—Póntelo, niña, que te vas a enfriar —refiriéndose al abrigo.
—Pero ¿y tú? Vas a coger frío.
—¡Yo soy un machote! Yo no cojo frío, no te preocupes —terminó guiñándome el ojo izquierdo.
Mientras íbamos caminando, pensaba que era la noche perfecta. Yo y Fran, el frío, las estrellas mirándonos desde lo alto. La oportunidad que tanto anhelaba; estar a solas con la persona que deseo. Pensaba que era el momento exacto para decir, de una dichosa vez, lo que sentía por él. Así que agarré el toro por los cuernos y…
—Vicky, ¿puedo preguntarte una cosa? —me dijo Fran antes de que yo dijera nada.
—Claro, dime —dije un tanto inquieta.
—¿Tú qué eres del Barça o del Madrid?
Me quedé muerta con la pregunta. Patidifusa. No supe qué contestarle, porque mis pensamientos describían a otra situación muy distinta.
—Del Madrid —lo primero que se me ocurrió le contesté—, pero no lo sigo mucho que digamos.
—Jajaja. Pues ya tenemos algo en común. También soy del Madrid.
Se hizo el silencio entre nosotros. Me concentré muchísimo en lo que tenía que contarle. Era algo muy importante para mí. Sabía que, si no lo hacía esa misma noche, seguramente no hubiera otra ocasión para declarar mis sentimientos a Fran.
Me armé de valor y, como quién no quisiera la cosa, rocé tímidamente mi mano derecha con su izquierda. Él captó enseguida el mensaje. Dejamos de andar y nos miramos tiernamente. No hubo palabras. Lentamente, acercó sus labios carnosos a los míos, que estaban helados por el frío. Nos dimos un cariñoso pico simplemente, con mucho sentimiento. Y él deseó un poco más. Unió de nuevo nuestras bocas desencadenándonos en otro espléndido y apasionado beso.
Nuestras lenguas se conocieron y no dejaban de jugar. Sus brazos, rodeando mi cintura, me ceñían fuertemente a su cuerpo, pudiendo notar sus manos acariciando cada centímetro de mi trasero. Yo solo podía dejarme llevar.

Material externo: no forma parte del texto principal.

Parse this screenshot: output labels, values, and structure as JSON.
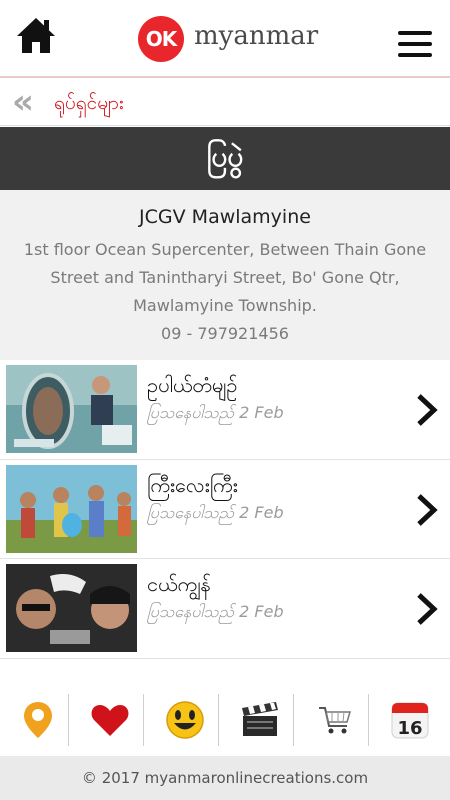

De repente, en ese instante, la voz de mi conciencia me traicionó: “Tienes que volver a casa, es muy tarde.” En mitad de nuestro arrebato de carantoñas, abrí los ojos para volver a la realidad. Me sentí como Cenicienta que, al llegar la media noche, tenía que volver a su morada porque el hechizo concluía.

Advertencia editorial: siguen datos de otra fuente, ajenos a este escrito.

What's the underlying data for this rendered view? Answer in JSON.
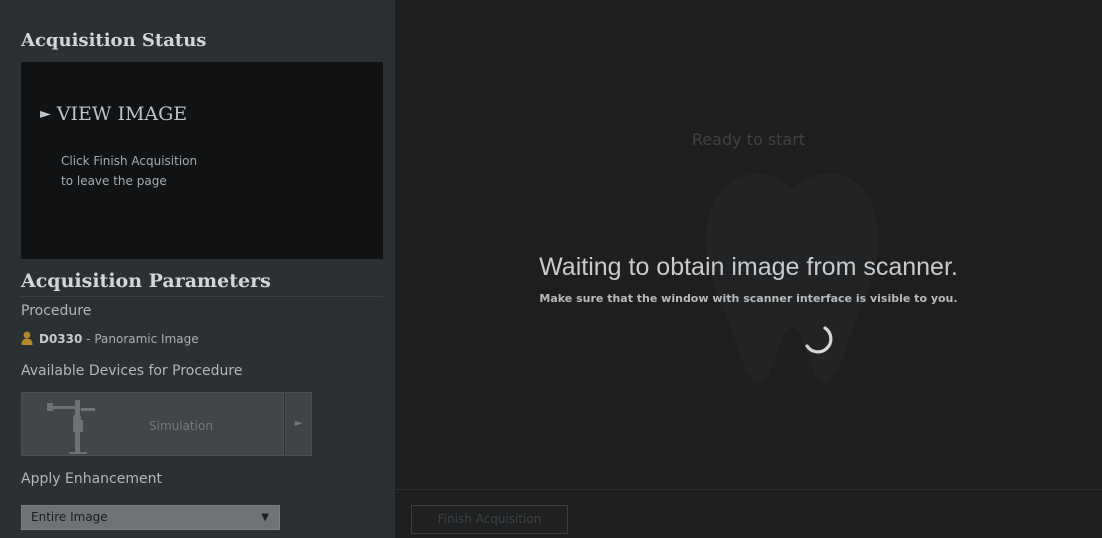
{
  "status": {
    "title": "Acquisition Status",
    "view_image": "VIEW IMAGE",
    "hint_line1": "Click Finish Acquisition",
    "hint_line2": "to leave the page"
  },
  "parameters": {
    "title": "Acquisition Parameters",
    "procedure_label": "Procedure",
    "procedure_code": "D0330",
    "procedure_name": " - Panoramic Image",
    "devices_label": "Available Devices for Procedure",
    "device_name": "Simulation",
    "enhancement_label": "Apply Enhancement",
    "enhancement_value": "Entire Image"
  },
  "scanner": {
    "ready": "Ready to start",
    "waiting": "Waiting to obtain image from scanner.",
    "make_sure": "Make sure that the window with scanner interface is visible to you.",
    "finish_button": "Finish Acquisition"
  },
  "icons": {
    "view_arrow": "play-arrow-icon",
    "procedure": "person-icon",
    "device_next": "chevron-right-icon",
    "enhancement_caret": "caret-down-icon",
    "spinner": "loading-spinner-icon"
  },
  "colors": {
    "procedure_icon": "#b4892e"
  }
}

Sin ganas, terminé con aquel beso que tanto tiempo había idealizado platónicamente. Fran se extrañó al sentir que me despegaba de él.
—¿Te pasa algo? ¿Estás bien?
—Sí, sí. No te preocupes. Es que me están esperando en casa y no quiero llegar muy tarde. Mis padres podrían preocuparse —le dije algo triste.

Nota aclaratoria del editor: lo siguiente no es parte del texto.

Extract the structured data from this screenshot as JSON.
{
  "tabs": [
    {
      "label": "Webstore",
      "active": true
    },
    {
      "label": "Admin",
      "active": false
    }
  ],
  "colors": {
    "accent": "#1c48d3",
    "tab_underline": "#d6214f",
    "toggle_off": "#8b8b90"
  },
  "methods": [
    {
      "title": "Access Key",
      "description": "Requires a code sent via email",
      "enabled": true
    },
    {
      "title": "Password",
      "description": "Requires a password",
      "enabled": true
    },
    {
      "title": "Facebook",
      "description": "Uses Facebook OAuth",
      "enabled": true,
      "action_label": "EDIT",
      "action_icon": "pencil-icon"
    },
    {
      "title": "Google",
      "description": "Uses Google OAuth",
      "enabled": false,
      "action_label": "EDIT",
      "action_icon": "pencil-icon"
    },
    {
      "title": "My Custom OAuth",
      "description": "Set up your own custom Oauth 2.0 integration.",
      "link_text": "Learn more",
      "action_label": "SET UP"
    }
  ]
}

—Antes de que lleguemos a tu casa, quiero decirte una cosa. Pero esta vez es en serio.
—Dime.
Fran me cogió las manos con fuerza y me miró fijamente a los ojos:
—Me gustas mucho, Vicky. No eres como las demás. Eres diferente. Tenía tantas ganas de contarte que cada noche sueño contigo y quería preguntarte si quieres salir conmigo, que seamos novios.
—¡Sí! ¡Sí! —le contesté muy entusiasmada por sus palabras, con una grandísima sonrisa en mi rostro—. Tú también me gustas mucho, Fran. Llevo enamorada de ti desde primero y nunca he tenido el valor de decirte nada por miedo. Te quiero, Fran.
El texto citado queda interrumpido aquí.